Overall, he is stable and doing really well with his new tracheostomy tube, which had its first big change today and seems to be in great shape. Up next is to get him out of this ICU delirium solidly by slowly weaning him from all of the drugs of sedation first. He has been on a steady drip of them, along with the strong narcotic, Fentanyl, for over two weeks now, so it will have to be a gradual thing, especially after his most psychotic moment of the last weeks, in which I woke up early this morning to all of his alarms sounding, alarms I have been trying to desensitize myself to, with the knowledge that someone is keeping an eye on him should he do anything crazy. Well, apparently, those eyes stepped away to do a task for another patient, and as the alarms woke me, looking over and seeing Giacomo with one foot on the floor, trying to escape, I literally lept from my pull-out chair bed. I got him to lie back on the bed, frantically flagged down a nurse, and worked to get him sorted out, as he had also pulled out the central line that was administering all his sedation meds. He was wide awake, wider awake than desired by all of us, and when I asked him what he was doing and reminded him that he could not just jump out of bed, he gave me a very G-typical shrug that I have seen dozens of times when he does something without fully thinking through the consequences. While it was a little fun, on the one hand, to see my boy again in more normal capacities, my fears of the abrupt sedation ending were soon realized, as he started withdrawing almost immediately with intense vomiting and tremors. Needless to say, everyone worked pretty fast to get the drugs back in his system, as there is a weaning plan for a reason, the reason being to avoid withdrawal as much as possible. He is now labeled (by me) a “flight risk” and the staff here understand that he needs constant and awake supervision.
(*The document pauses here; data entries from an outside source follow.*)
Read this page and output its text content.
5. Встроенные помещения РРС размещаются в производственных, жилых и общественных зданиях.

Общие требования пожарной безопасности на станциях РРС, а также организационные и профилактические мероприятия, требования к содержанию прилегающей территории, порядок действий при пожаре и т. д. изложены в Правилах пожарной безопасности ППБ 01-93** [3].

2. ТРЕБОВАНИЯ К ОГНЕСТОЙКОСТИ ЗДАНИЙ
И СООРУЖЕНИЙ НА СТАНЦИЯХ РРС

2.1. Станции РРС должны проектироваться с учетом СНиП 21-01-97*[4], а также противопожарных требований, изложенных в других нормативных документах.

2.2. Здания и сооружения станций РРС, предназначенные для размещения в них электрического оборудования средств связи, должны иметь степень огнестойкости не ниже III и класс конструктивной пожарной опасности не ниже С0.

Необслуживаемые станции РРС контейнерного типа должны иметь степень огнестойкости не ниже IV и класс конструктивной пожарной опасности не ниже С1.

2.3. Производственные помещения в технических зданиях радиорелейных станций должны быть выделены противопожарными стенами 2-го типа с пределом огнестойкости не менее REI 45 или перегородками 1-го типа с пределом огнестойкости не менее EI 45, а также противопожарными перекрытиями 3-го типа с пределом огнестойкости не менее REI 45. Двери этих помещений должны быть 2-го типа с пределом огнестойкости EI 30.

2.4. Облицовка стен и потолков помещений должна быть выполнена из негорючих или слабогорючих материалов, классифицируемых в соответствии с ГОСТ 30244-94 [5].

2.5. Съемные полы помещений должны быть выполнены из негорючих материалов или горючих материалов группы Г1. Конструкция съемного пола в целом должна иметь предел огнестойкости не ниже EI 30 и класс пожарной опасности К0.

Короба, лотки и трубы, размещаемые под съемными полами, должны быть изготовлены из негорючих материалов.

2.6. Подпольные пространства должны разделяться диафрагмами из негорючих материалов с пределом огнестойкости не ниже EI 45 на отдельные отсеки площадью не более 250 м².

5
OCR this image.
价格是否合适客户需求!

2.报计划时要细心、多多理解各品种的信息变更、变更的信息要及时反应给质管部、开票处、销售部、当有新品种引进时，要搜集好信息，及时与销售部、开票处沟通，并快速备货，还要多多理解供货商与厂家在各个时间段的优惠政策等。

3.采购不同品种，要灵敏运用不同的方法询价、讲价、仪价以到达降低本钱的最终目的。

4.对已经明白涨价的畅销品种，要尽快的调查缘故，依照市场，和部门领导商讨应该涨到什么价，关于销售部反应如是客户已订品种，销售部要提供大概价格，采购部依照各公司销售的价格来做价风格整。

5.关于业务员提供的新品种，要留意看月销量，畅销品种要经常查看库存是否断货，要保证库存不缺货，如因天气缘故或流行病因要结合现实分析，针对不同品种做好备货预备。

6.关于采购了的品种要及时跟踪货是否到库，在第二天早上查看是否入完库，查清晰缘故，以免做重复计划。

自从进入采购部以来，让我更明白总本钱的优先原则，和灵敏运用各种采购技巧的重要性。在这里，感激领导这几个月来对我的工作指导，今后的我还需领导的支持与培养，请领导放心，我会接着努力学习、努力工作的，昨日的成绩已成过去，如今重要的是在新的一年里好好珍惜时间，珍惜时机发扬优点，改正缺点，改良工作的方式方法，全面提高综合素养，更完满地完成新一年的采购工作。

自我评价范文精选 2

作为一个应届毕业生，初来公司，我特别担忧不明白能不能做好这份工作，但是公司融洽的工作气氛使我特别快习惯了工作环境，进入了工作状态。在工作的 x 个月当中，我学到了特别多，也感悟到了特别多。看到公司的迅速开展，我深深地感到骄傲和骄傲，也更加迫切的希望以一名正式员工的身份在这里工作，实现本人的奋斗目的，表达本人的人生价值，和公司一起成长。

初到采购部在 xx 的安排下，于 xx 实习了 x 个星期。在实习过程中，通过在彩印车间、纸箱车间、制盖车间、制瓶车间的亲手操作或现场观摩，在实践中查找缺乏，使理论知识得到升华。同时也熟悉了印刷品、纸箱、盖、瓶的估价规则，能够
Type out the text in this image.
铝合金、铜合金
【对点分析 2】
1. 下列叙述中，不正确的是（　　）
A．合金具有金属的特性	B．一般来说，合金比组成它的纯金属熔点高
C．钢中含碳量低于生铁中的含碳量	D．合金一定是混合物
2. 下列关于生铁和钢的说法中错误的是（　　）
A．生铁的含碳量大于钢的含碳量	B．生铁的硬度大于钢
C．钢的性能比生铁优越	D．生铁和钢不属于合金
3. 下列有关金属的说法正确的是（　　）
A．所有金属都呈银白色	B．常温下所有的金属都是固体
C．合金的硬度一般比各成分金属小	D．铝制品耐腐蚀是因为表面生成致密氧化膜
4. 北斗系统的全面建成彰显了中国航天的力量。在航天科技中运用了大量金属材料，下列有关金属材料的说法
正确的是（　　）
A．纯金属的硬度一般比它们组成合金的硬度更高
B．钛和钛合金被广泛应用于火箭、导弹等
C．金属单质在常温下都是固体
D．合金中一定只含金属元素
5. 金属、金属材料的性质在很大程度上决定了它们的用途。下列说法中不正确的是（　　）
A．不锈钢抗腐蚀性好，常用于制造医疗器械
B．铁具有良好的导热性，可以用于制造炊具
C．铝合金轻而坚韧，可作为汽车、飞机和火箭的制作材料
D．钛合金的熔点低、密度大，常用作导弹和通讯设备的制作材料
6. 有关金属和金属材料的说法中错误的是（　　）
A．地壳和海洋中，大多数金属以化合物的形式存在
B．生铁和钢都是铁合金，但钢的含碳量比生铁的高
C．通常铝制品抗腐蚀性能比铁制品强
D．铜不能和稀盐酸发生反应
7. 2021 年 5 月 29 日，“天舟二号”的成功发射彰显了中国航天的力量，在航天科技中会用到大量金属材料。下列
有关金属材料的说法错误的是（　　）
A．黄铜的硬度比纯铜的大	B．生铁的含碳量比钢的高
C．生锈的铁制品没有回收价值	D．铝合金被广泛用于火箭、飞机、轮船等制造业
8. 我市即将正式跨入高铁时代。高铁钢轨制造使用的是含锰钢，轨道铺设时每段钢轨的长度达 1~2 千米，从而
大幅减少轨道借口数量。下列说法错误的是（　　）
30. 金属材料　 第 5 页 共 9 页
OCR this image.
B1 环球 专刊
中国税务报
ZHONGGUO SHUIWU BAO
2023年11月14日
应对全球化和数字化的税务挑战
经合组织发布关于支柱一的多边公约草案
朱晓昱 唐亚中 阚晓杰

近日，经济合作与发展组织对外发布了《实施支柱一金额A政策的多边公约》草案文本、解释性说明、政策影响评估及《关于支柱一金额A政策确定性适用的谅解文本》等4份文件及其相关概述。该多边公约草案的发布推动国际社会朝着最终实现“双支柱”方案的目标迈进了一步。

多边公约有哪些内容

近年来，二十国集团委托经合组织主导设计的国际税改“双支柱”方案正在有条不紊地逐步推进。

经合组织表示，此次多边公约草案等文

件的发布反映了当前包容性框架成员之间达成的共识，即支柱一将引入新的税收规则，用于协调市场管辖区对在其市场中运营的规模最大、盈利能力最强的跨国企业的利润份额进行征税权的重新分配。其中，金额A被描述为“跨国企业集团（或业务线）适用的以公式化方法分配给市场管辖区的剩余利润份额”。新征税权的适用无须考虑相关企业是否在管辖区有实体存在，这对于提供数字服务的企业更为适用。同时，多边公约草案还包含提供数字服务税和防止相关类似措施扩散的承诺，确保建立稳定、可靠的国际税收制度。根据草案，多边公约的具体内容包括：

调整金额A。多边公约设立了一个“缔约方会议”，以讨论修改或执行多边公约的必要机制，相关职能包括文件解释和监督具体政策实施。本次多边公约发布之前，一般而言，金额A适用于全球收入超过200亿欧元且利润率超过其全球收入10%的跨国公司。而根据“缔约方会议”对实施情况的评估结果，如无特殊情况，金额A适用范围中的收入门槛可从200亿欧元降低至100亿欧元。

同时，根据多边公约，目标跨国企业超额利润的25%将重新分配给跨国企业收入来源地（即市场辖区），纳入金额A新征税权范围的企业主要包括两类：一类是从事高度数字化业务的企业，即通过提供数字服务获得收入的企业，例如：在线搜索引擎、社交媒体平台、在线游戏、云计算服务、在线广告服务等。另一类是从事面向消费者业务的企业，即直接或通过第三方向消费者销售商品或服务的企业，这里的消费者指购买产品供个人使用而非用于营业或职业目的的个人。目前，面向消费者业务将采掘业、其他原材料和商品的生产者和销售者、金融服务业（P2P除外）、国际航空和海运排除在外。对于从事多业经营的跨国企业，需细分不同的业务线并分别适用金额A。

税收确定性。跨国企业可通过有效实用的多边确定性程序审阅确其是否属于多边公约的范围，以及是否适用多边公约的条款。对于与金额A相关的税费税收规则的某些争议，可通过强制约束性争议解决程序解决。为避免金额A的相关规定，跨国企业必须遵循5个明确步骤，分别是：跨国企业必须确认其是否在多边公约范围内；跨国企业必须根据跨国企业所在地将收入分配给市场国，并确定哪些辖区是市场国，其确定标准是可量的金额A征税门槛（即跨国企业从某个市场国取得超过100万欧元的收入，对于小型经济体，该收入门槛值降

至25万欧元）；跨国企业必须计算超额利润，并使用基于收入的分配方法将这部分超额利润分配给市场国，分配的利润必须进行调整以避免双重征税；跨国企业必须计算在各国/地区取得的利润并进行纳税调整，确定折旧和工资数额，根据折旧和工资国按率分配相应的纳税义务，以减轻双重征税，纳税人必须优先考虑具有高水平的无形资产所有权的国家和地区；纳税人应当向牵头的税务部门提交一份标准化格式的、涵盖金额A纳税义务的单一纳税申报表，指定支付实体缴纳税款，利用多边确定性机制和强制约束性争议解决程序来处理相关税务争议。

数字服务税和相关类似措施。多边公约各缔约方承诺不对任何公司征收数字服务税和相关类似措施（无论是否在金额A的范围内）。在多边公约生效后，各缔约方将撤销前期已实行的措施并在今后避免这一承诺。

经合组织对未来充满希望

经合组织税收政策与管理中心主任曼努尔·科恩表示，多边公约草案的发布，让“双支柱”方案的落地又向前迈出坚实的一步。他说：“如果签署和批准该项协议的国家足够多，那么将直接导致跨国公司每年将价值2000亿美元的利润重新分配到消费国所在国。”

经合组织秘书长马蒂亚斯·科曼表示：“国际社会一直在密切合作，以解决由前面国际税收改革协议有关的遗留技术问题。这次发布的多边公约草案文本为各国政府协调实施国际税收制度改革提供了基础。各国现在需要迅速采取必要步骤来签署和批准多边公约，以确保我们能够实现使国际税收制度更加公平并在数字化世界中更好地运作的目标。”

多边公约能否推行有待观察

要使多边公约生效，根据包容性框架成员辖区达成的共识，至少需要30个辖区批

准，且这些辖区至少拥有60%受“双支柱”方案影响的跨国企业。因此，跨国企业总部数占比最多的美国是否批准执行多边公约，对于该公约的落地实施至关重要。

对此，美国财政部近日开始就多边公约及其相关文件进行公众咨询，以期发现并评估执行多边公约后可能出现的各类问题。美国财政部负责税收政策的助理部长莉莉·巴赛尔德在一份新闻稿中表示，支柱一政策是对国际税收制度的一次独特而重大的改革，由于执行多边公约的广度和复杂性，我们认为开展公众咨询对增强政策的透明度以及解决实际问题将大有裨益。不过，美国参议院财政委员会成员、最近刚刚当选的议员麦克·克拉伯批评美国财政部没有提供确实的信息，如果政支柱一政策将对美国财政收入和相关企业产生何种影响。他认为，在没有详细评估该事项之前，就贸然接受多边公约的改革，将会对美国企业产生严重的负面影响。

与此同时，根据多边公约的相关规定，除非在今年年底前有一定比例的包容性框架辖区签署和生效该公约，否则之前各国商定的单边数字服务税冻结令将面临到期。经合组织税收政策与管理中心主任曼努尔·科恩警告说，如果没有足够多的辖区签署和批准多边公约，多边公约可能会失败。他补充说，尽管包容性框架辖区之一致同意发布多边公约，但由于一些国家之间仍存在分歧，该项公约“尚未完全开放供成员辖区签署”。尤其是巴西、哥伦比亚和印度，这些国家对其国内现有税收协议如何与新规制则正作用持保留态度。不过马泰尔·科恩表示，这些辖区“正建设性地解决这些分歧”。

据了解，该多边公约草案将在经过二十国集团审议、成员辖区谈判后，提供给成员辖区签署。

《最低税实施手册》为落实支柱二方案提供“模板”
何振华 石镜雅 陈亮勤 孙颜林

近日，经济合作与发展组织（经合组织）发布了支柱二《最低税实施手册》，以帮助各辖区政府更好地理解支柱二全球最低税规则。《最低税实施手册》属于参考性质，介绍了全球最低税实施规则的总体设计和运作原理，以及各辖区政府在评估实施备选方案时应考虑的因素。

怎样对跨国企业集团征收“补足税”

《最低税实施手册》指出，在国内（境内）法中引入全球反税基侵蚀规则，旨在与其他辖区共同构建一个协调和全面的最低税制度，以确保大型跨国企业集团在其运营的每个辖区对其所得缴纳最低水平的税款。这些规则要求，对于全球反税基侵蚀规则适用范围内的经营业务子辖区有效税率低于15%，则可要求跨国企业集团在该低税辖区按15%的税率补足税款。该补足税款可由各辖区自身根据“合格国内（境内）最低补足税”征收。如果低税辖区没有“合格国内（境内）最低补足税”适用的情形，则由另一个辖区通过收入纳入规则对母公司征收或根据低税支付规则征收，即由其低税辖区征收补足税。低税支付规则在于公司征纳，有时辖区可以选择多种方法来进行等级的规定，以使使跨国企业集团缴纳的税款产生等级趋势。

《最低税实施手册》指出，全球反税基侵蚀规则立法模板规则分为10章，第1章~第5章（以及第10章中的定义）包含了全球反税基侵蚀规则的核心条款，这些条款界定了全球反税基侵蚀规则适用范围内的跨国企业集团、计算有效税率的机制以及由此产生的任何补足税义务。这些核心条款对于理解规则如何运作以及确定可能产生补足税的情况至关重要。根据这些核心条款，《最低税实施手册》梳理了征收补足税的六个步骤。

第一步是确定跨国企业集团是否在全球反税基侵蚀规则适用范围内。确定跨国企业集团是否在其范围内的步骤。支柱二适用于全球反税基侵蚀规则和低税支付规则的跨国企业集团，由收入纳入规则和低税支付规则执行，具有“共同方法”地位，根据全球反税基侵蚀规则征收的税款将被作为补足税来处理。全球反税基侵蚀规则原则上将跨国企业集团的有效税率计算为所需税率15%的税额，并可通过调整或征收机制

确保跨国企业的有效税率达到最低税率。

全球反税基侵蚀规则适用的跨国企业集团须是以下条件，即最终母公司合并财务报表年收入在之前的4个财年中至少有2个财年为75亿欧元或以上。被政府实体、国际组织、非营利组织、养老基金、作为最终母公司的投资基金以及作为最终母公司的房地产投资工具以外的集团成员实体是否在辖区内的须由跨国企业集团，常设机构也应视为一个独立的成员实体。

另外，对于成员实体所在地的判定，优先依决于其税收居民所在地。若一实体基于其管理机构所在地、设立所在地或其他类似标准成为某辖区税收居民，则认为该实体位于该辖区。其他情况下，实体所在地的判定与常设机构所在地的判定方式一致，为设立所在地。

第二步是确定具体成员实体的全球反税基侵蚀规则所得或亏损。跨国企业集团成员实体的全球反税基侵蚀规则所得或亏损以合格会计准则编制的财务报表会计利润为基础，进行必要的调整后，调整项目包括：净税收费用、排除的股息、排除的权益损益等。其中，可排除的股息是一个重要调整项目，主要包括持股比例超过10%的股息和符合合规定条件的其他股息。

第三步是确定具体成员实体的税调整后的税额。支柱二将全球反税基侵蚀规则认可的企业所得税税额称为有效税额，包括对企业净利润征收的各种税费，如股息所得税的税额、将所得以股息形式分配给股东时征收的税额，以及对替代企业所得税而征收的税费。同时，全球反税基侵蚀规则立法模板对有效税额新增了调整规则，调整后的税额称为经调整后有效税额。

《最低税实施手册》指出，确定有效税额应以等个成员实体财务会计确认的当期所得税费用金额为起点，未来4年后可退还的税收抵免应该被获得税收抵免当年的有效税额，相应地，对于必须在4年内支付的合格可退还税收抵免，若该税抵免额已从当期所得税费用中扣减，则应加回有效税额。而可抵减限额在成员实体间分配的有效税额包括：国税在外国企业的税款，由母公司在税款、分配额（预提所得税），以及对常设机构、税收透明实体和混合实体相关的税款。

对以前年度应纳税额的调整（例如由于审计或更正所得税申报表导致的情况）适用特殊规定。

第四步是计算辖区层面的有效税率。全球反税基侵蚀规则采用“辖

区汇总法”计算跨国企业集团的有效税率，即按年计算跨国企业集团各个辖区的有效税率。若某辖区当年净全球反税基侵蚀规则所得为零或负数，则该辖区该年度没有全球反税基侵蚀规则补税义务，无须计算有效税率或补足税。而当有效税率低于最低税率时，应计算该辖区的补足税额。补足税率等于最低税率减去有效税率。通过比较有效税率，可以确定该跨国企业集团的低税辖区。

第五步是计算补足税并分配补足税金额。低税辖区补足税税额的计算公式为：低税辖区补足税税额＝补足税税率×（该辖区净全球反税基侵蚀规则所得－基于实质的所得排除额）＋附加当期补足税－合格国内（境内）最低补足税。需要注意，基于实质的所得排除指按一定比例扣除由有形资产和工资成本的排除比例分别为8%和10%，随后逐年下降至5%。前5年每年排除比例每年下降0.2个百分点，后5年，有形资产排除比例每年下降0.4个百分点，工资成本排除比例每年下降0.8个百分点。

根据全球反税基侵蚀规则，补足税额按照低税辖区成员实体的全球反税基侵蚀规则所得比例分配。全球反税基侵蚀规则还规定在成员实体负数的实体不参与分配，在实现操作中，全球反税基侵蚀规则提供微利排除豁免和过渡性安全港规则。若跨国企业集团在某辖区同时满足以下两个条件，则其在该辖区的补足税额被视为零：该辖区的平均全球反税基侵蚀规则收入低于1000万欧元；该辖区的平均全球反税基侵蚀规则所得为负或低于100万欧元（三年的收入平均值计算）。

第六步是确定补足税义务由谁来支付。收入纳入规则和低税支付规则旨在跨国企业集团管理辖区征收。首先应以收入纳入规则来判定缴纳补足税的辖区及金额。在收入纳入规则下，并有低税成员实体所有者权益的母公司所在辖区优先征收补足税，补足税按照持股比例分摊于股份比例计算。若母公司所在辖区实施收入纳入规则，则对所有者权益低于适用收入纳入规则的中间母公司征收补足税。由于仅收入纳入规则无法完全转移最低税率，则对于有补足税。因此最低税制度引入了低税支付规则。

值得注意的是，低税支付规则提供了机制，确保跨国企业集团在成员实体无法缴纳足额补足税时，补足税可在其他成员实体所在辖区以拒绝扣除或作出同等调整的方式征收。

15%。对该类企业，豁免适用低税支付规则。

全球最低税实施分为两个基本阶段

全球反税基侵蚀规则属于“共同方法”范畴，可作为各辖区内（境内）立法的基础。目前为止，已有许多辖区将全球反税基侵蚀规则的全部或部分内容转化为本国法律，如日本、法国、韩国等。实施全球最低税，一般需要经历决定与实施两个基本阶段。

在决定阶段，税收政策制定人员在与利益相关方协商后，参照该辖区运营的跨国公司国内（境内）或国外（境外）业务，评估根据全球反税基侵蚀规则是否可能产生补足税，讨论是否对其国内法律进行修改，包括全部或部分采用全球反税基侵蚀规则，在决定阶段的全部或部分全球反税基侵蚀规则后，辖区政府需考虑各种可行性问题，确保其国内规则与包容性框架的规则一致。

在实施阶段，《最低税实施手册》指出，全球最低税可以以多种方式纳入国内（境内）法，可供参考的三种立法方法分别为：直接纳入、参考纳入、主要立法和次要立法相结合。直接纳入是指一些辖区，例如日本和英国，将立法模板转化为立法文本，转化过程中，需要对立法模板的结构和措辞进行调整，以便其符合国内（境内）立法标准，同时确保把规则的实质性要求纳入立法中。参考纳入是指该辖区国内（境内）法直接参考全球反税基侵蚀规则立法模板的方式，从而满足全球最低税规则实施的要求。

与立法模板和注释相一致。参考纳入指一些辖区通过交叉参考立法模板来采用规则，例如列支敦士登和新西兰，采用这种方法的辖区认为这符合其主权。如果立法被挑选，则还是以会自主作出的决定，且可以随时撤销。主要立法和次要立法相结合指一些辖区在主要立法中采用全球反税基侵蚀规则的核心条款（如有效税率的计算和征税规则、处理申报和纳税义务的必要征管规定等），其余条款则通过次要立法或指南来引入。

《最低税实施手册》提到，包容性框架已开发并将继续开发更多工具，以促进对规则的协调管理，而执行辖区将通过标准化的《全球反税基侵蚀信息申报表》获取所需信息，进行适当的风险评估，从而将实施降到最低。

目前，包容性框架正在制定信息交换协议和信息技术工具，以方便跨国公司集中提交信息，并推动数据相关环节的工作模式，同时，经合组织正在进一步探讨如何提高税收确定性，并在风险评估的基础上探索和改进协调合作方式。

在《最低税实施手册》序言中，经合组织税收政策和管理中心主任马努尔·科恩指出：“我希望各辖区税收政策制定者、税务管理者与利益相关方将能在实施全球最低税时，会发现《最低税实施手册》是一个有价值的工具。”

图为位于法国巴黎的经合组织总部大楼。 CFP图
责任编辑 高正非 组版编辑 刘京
Now that the trach is on the way to healing, he is no longer on forced bed rest, which should help get rid of this delirium in the days to come. Today we actually got him sitting on the side of the bed for about 1.5 minutes before he crashed and had to sleep for the rest of the afternoon and evening. It’s progress, but I think pretty indicative of just how much his body is affected by everything that has happened to him since May 20. He also got to go for a fun ride on this lift today in order to zero out his bed, which has a built-in scale. While he looks like he’s relaxed and along for the ride, a few minutes prior, he was reaching to do what appeared to be a pull-up on the bars. I don’t believe he’s quite ready for pull-ups, but we are going to keep working each day on building his physical strength, followed by his respiratory strength, with the plan to hopefully wean him off the ventilator, at least for daytime support, as he’s been on a ventilation support at night for over 3 years, so I wouldn’t expect that to change. I’ve got an incredible doc on his team now who specializes in pain control and keeping kiddos comfortable. He spent a long time chatting with me today to get to know G and our family a little more, which is allowing him to make a safe and comfortable plan for getting G awake and not hallucinating.

Keep sending all the goodness over here to the four walls of this pseudo-suite within the four walls of this fancy hospital–we are needing every speck of it to make this ICU delirium and its root causes a thing of the past and know that we are crazy grateful (pun intended) for everything that our community has done and continues to do to keep us all sane!